Quelle est la suite?

Ce qu’il faut maintenant, c’est tester le CuATSM dans un essai de suivi comportant un grand nombre de gens. La bonne nouvelle, c’est que cela va se produire. Des travaux supplémentaires sont nécessaires et sont prévus dans un essai clinique de phase 2 randomisé et contrôlé par placebo du CuATSM. La phase 2 commencera plus tard cette année à Sydney et à Melbourne.

Nous espérons réellement que ces résultats provenant de ce petit essai visant à déterminer la dose pourront être confirmés et que le CuATSM offrira un traitement efficace pour la MMN.

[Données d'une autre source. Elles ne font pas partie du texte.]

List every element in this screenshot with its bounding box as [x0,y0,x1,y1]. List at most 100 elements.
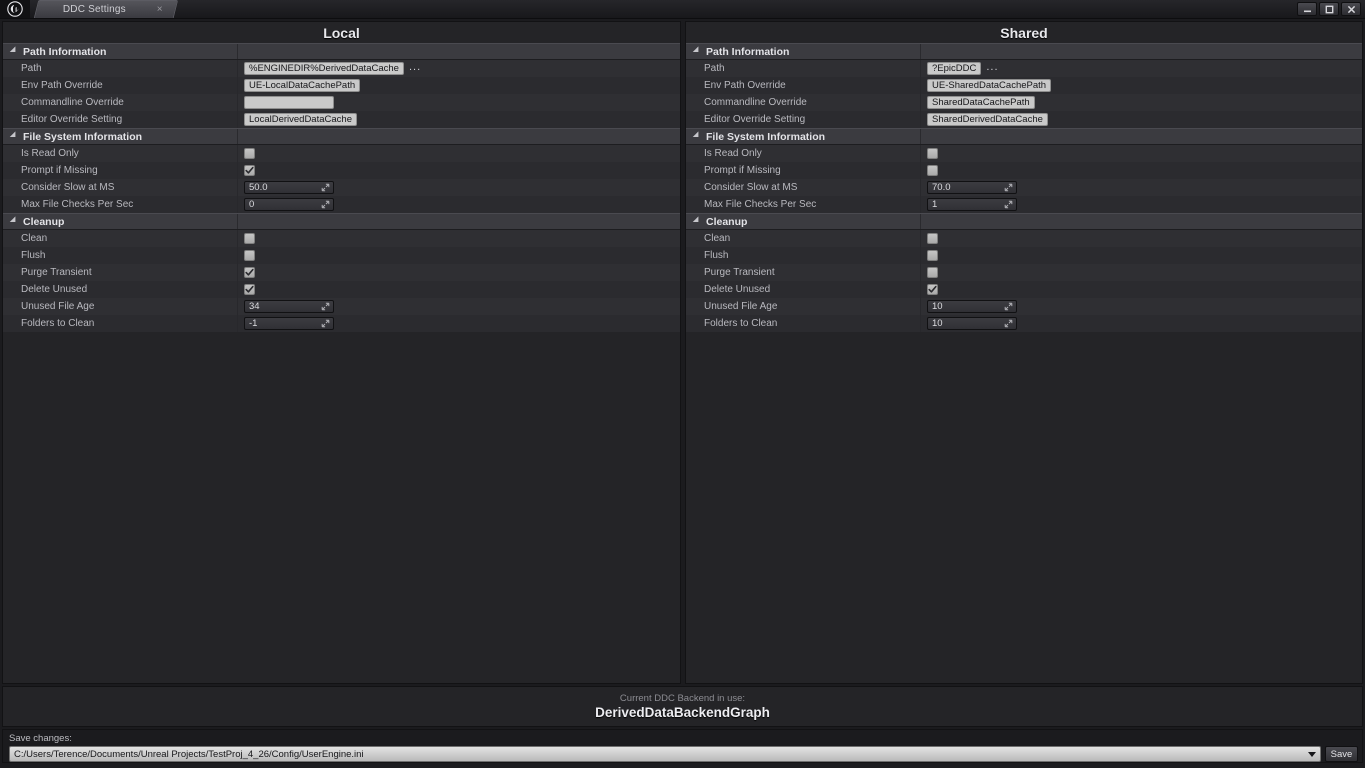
property-row: Env Path Override UE-LocalDataCachePath [3,77,680,94]
section-label: File System Information [23,130,143,143]
drag-arrows-icon[interactable] [1004,319,1013,328]
drag-arrows-icon[interactable] [1004,200,1013,209]
property-label-path: Path [21,63,42,74]
property-value-max-file-checks-per-sec: 1 [920,196,1362,213]
checkbox-delete-unused[interactable] [927,284,938,295]
checkbox-clean[interactable] [927,233,938,244]
section-header-file-system-information-shared[interactable]: File System Information [686,128,1362,145]
close-icon[interactable] [1341,2,1361,16]
numeric-field-max-file-checks-per-sec[interactable]: 1 [927,198,1017,211]
text-field-path[interactable]: %ENGINEDIR%DerivedDataCache [244,62,404,75]
numeric-field-consider-slow-at-ms[interactable]: 70.0 [927,181,1017,194]
drag-arrows-icon[interactable] [321,183,330,192]
checkbox-purge-transient[interactable] [244,267,255,278]
property-row: Purge Transient [686,264,1362,281]
titlebar-drag-area[interactable] [176,0,1297,18]
chevron-down-icon[interactable] [692,45,702,55]
text-field-commandline-override[interactable]: SharedDataCachePath [927,96,1035,109]
drag-arrows-icon[interactable] [321,200,330,209]
checkbox-purge-transient[interactable] [927,267,938,278]
section-label: Cleanup [23,215,65,228]
checkbox-flush[interactable] [927,250,938,261]
numeric-value: 34 [249,301,260,312]
section-header-cleanup-local[interactable]: Cleanup [3,213,680,230]
property-value-editor-override-setting: SharedDerivedDataCache [920,111,1362,128]
property-value-clean [237,230,680,247]
chevron-down-icon[interactable] [9,45,19,55]
text-field-editor-override-setting[interactable]: LocalDerivedDataCache [244,113,357,126]
chevron-down-icon[interactable] [9,215,19,225]
section-header-path-information-shared[interactable]: Path Information [686,43,1362,60]
workspace: Local Path Information Path %ENGINEDIR%Der… [0,19,1365,768]
property-label-env-path-override: Env Path Override [21,80,103,91]
numeric-field-max-file-checks-per-sec[interactable]: 0 [244,198,334,211]
chevron-down-icon[interactable] [692,130,702,140]
property-row: Folders to Clean -1 [3,315,680,332]
panel-empty-area-shared [686,332,1362,683]
section-header-cleanup-shared[interactable]: Cleanup [686,213,1362,230]
property-label-purge-transient: Purge Transient [704,267,775,278]
save-button[interactable]: Save [1325,746,1358,763]
property-label-commandline-override: Commandline Override [21,97,124,108]
property-label-folders-to-clean: Folders to Clean [21,318,95,329]
property-row: Max File Checks Per Sec 0 [3,196,680,213]
section-header-left: Cleanup [3,214,237,229]
property-row: Clean [686,230,1362,247]
text-field-env-path-override[interactable]: UE-SharedDataCachePath [927,79,1052,92]
property-label-prompt-if-missing: Prompt if Missing [704,165,781,176]
drag-arrows-icon[interactable] [321,302,330,311]
drag-arrows-icon[interactable] [1004,302,1013,311]
checkbox-is-read-only[interactable] [927,148,938,159]
chevron-down-icon[interactable] [1308,751,1316,757]
drag-arrows-icon[interactable] [321,319,330,328]
config-file-path: C:/Users/Terence/Documents/Unreal Projec… [14,748,364,760]
numeric-field-consider-slow-at-ms[interactable]: 50.0 [244,181,334,194]
property-value-commandline-override [237,94,680,111]
close-icon[interactable]: × [157,3,163,17]
property-label-unused-file-age: Unused File Age [704,301,778,312]
chevron-down-icon[interactable] [692,215,702,225]
property-value-is-read-only [237,145,680,162]
checkbox-prompt-if-missing[interactable] [244,165,255,176]
checkbox-is-read-only[interactable] [244,148,255,159]
section-header-file-system-information-local[interactable]: File System Information [3,128,680,145]
maximize-icon[interactable] [1319,2,1339,16]
numeric-field-folders-to-clean[interactable]: -1 [244,317,334,330]
property-label-editor-override-setting: Editor Override Setting [704,114,806,125]
text-field-path[interactable]: ?EpicDDC [927,62,982,75]
section-label: Cleanup [706,215,748,228]
config-file-combobox[interactable]: C:/Users/Terence/Documents/Unreal Projec… [9,746,1321,763]
save-row: C:/Users/Terence/Documents/Unreal Projec… [9,746,1358,763]
checkbox-delete-unused[interactable] [244,284,255,295]
property-row: Commandline Override SharedDataCachePath [686,94,1362,111]
property-label-is-read-only: Is Read Only [21,148,79,159]
property-row: Flush [686,247,1362,264]
text-field-env-path-override[interactable]: UE-LocalDataCachePath [244,79,361,92]
numeric-value: 10 [932,301,943,312]
browse-ellipsis-button[interactable]: ... [986,62,998,74]
property-row: Is Read Only [3,145,680,162]
numeric-value: -1 [249,318,258,329]
drag-arrows-icon[interactable] [1004,183,1013,192]
section-header-path-information-local[interactable]: Path Information [3,43,680,60]
numeric-field-unused-file-age[interactable]: 34 [244,300,334,313]
property-label-folders-to-clean: Folders to Clean [704,318,778,329]
property-row: Editor Override Setting LocalDerivedDataC… [3,111,680,128]
browse-ellipsis-button[interactable]: ... [409,62,421,74]
text-field-commandline-override[interactable] [244,96,334,109]
property-label-clean: Clean [704,233,731,244]
text-field-editor-override-setting[interactable]: SharedDerivedDataCache [927,113,1048,126]
tab-ddc-settings[interactable]: DDC Settings × [33,0,179,18]
settings-panes: Local Path Information Path %ENGINEDIR%Der… [2,21,1363,684]
property-label-delete-unused: Delete Unused [21,284,88,295]
property-value-is-read-only [920,145,1362,162]
checkbox-prompt-if-missing[interactable] [927,165,938,176]
checkbox-flush[interactable] [244,250,255,261]
chevron-down-icon[interactable] [9,130,19,140]
minimize-icon[interactable] [1297,2,1317,16]
property-label-commandline-override: Commandline Override [704,97,807,108]
numeric-field-folders-to-clean[interactable]: 10 [927,317,1017,330]
save-bar: Save changes: C:/Users/Terence/Documents… [2,729,1363,764]
numeric-field-unused-file-age[interactable]: 10 [927,300,1017,313]
checkbox-clean[interactable] [244,233,255,244]
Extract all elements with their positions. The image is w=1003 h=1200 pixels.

Il est positif de voir un exemple aussi clair de la façon dont l’argent amassé par les donateurs des organismes de bienfaisance peut mener les recherches jusqu’à un essai clinique de phase 1 pour ce composé qui est en développement depuis un certain temps. Toutes les personnes concernées (l’écolier qui vend des biscuits, les marcheurs, les nageurs, les coureurs de marathon, les patients, les familles, les donateurs, le personnel infirmier, les cliniciens et les bénévoles) doivent être félicitées pour cet accomplissement.

Remarque : le CuATSM est un composé spécialisé et ce n’est pas la même chose que de prendre des suppléments de cuivre, lesquels peuvent être toxiques à dose élevée.